The FTC alleged that Defendant, by licensing the full version of the Service ADVISOR tool exclusively to Authorized Dealers, would steer farmers and independent repair providers to a single, Defendant-controlled channel for parts and service. Moreover, the FTC claims that farmers lack transparency about lifetime repair costs when they purchase the machines. As a result, Defendant’s customers become locked into a costly aftermarket in which Defendant and its Authorized Dealers reap “massive profits” from supracompetitive service and parts prices.

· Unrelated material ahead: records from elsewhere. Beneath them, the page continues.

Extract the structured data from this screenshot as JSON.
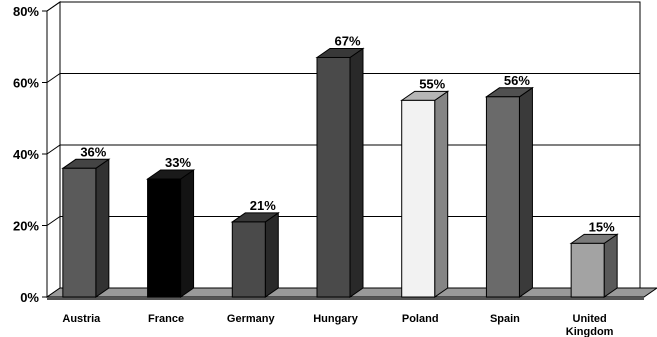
{
  "chart_data": {
    "type": "bar",
    "style": "3d-column",
    "categories": [
      "Austria",
      "France",
      "Germany",
      "Hungary",
      "Poland",
      "Spain",
      "United Kingdom"
    ],
    "category_lines": [
      [
        "Austria"
      ],
      [
        "France"
      ],
      [
        "Germany"
      ],
      [
        "Hungary"
      ],
      [
        "Poland"
      ],
      [
        "Spain"
      ],
      [
        "United",
        "Kingdom"
      ]
    ],
    "values": [
      36,
      33,
      21,
      67,
      55,
      56,
      15
    ],
    "data_labels": [
      "36%",
      "33%",
      "21%",
      "67%",
      "55%",
      "56%",
      "15%"
    ],
    "bar_colors": [
      "#5a5a5a",
      "#000000",
      "#4a4a4a",
      "#4a4a4a",
      "#f2f2f2",
      "#6a6a6a",
      "#a3a3a3"
    ],
    "title": "",
    "xlabel": "",
    "ylabel": "",
    "ylim": [
      0,
      80
    ],
    "yticks": [
      0,
      20,
      40,
      60,
      80
    ],
    "ytick_labels": [
      "0%",
      "20%",
      "40%",
      "60%",
      "80%"
    ],
    "grid": true,
    "legend": "none"
  }
}
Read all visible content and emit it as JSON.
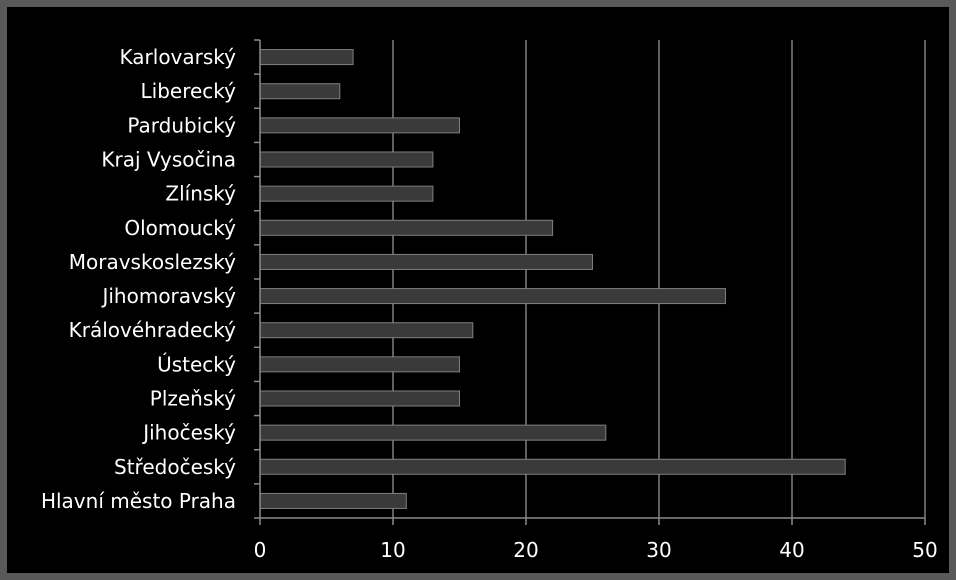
{
  "chart_data": {
    "type": "bar",
    "orientation": "horizontal",
    "categories": [
      "Karlovarský",
      "Liberecký",
      "Pardubický",
      "Kraj Vysočina",
      "Zlínský",
      "Olomoucký",
      "Moravskoslezský",
      "Jihomoravský",
      "Královéhradecký",
      "Ústecký",
      "Plzeňský",
      "Jihočeský",
      "Středočeský",
      "Hlavní město Praha"
    ],
    "values": [
      7,
      6,
      15,
      13,
      13,
      22,
      25,
      35,
      16,
      15,
      15,
      26,
      44,
      11
    ],
    "xlim": [
      0,
      50
    ],
    "xticks": [
      0,
      10,
      20,
      30,
      40,
      50
    ],
    "grid": "vertical",
    "legend": "none",
    "title": "",
    "xlabel": "",
    "ylabel": ""
  },
  "colors": {
    "background": "#000000",
    "frame": "#595959",
    "bar": "#3a3a3a",
    "bar_edge": "#7f7f7f",
    "gridline": "#7f7f7f",
    "axis": "#8c8c8c",
    "text": "#ffffff"
  }
}
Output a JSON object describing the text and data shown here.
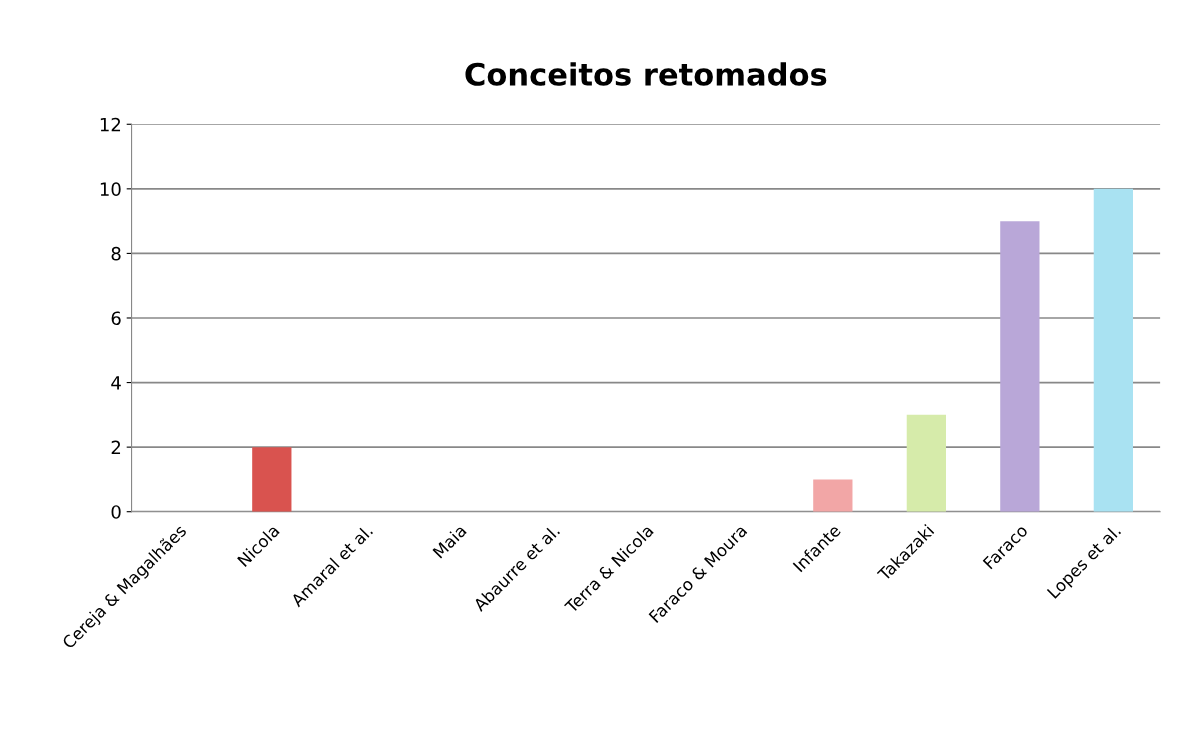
{
  "chart_data": {
    "type": "bar",
    "title": "Conceitos retomados",
    "categories": [
      "Cereja & Magalhães",
      "Nicola",
      "Amaral et al.",
      "Maia",
      "Abaurre et al.",
      "Terra & Nicola",
      "Faraco & Moura",
      "Infante",
      "Takazaki",
      "Faraco",
      "Lopes et al."
    ],
    "values": [
      0,
      2,
      0,
      0,
      0,
      0,
      0,
      1,
      3,
      9,
      10
    ],
    "colors": [
      "#4f81bd",
      "#d9534f",
      "#9bbb59",
      "#8064a2",
      "#4bacc6",
      "#f79646",
      "#7f9fcf",
      "#f2a6a6",
      "#d6ebaa",
      "#b9a7d8",
      "#a9e2f2"
    ],
    "ylim": [
      0,
      12
    ],
    "yticks": [
      0,
      2,
      4,
      6,
      8,
      10,
      12
    ],
    "grid": "y"
  }
}
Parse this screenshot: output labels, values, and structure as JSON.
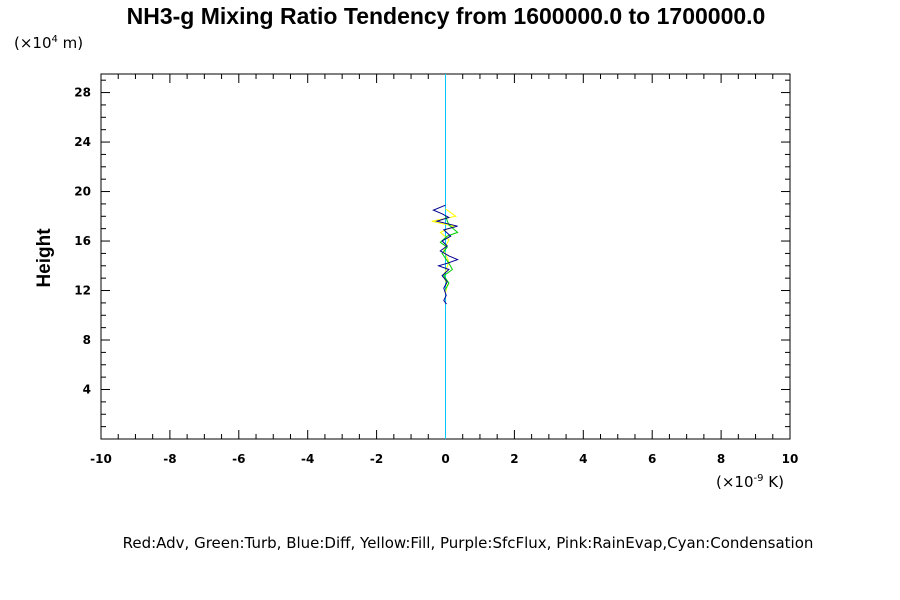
{
  "chart_data": {
    "type": "line",
    "title": "NH3-g Mixing Ratio Tendency from 1600000.0 to 1700000.0",
    "ylabel": "Height",
    "y_unit_base": "(×10",
    "y_unit_exp": "4",
    "y_unit_suffix": " m)",
    "x_unit_base": "(×10",
    "x_unit_exp": "-9",
    "x_unit_suffix": " K)",
    "xlim": [
      -10,
      10
    ],
    "ylim": [
      0,
      29.5
    ],
    "x_tick_values": [
      -10,
      -8,
      -6,
      -4,
      -2,
      0,
      2,
      4,
      6,
      8,
      10
    ],
    "x_tick_labels": [
      "-10",
      "-8",
      "-6",
      "-4",
      "-2",
      "0",
      "2",
      "4",
      "6",
      "8",
      "10"
    ],
    "y_tick_values": [
      4,
      8,
      12,
      16,
      20,
      24,
      28
    ],
    "y_tick_labels": [
      "4",
      "8",
      "12",
      "16",
      "20",
      "24",
      "28"
    ],
    "grid": false,
    "legend_text": "Red:Adv, Green:Turb, Blue:Diff, Yellow:Fill, Purple:SfcFlux, Pink:RainEvap,Cyan:Condensation",
    "series": [
      {
        "color": "#00c8ff",
        "points": [
          [
            0,
            0
          ],
          [
            0,
            29.5
          ]
        ]
      },
      {
        "color": "#ffff00",
        "points": [
          [
            0,
            18.6
          ],
          [
            0.3,
            18.0
          ],
          [
            -0.4,
            17.6
          ],
          [
            0.25,
            17.2
          ],
          [
            -0.15,
            16.7
          ],
          [
            0.1,
            16.1
          ],
          [
            -0.05,
            15.3
          ],
          [
            0.1,
            14.3
          ],
          [
            -0.05,
            13.2
          ],
          [
            0.05,
            12.4
          ],
          [
            0,
            11.8
          ]
        ]
      },
      {
        "color": "#00d000",
        "points": [
          [
            0,
            18.0
          ],
          [
            0.1,
            17.3
          ],
          [
            0.35,
            16.7
          ],
          [
            0.05,
            16.4
          ],
          [
            -0.15,
            15.9
          ],
          [
            0.05,
            15.5
          ],
          [
            -0.1,
            15.0
          ],
          [
            0.1,
            14.2
          ],
          [
            0.2,
            13.7
          ],
          [
            -0.05,
            13.2
          ],
          [
            0.1,
            12.6
          ],
          [
            0,
            12.1
          ]
        ]
      },
      {
        "color": "#000090",
        "points": [
          [
            0,
            18.9
          ],
          [
            -0.35,
            18.5
          ],
          [
            -0.1,
            18.2
          ],
          [
            0.1,
            17.9
          ],
          [
            -0.25,
            17.6
          ],
          [
            0.35,
            17.2
          ],
          [
            -0.05,
            16.9
          ],
          [
            0.15,
            16.4
          ],
          [
            -0.1,
            16.0
          ],
          [
            0.05,
            15.6
          ],
          [
            -0.15,
            15.2
          ],
          [
            0.1,
            14.8
          ],
          [
            0.35,
            14.5
          ],
          [
            0.05,
            14.2
          ],
          [
            -0.2,
            14.0
          ],
          [
            0.1,
            13.7
          ],
          [
            -0.1,
            13.2
          ],
          [
            0.05,
            12.7
          ],
          [
            -0.05,
            12.2
          ],
          [
            0.02,
            11.6
          ],
          [
            -0.05,
            11.2
          ],
          [
            0.03,
            10.9
          ]
        ]
      }
    ]
  }
}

Specifically, the FTC alleged that Defendant possessed monopoly power in two single-brand aftermarkets—fully functional repair tools and “restricted” repair services—because it alone controls access to Service ADVISOR. As alleged, this enables Defendant to dictate price and output for the associated repair services. By withholding the tool from farmers and independent repair providers, the FTC argued Defendant foreclosed competition, inflated parts prices, and forced growers to endure costly delays that jeopardized crop yields and food supplies.
The district court disagreed with Defendant, finding the FTC had plausibly alleged both monopoly power and associated anticompetitive conduct. The court rejected Defendant’s insistence on a rigid “category” label, explaining that antitrust analysis focuses on the effect on competition rather than formalistic classifications. First, the district court held that Defendant’s exclusive licensing of Service ADVISOR plausibly allows it to control prices and exclude competition in the repair aftermarkets. Next, the district court found that Defendant’s power in the repair market—its ability to unilaterally influence the costs for repair services and limit the number of license recipients—meant that consumers could not effectively “estimate with certainty” the lifetime repair costs for Defendant’s equipment. Thus, the FTC had sufficiently plead a cognizable aftermarket under Kodak. With a cognizable aftermarket identified, and drawing inferences in favor of the non-moving party, the court determined the FTC sufficiently alleged facts that purport to show Defendant’s intent to maintain its monopoly through the restricted licensing of the Service ADVISOR software, thereby harming competition. Hence, the district court found a triable issue of antitrust injury.
This ruling represents a significant outcome at the intersection of antitrust law and the “right-to-repair” movement. The decision keeps alive a challenge which, at its core, seeks to limit the ability of a company to use exclusive licensing contracts as a means for supplying products only to designated “authorized dealers.” The decision also underscores that aftermarket theories remain a viable space for applying antitrust law, putting manufacturers on notice that exerting control over essential repair tools or software may be susceptible to antitrust claims, even if the manufacturer does not themselves perform repairs.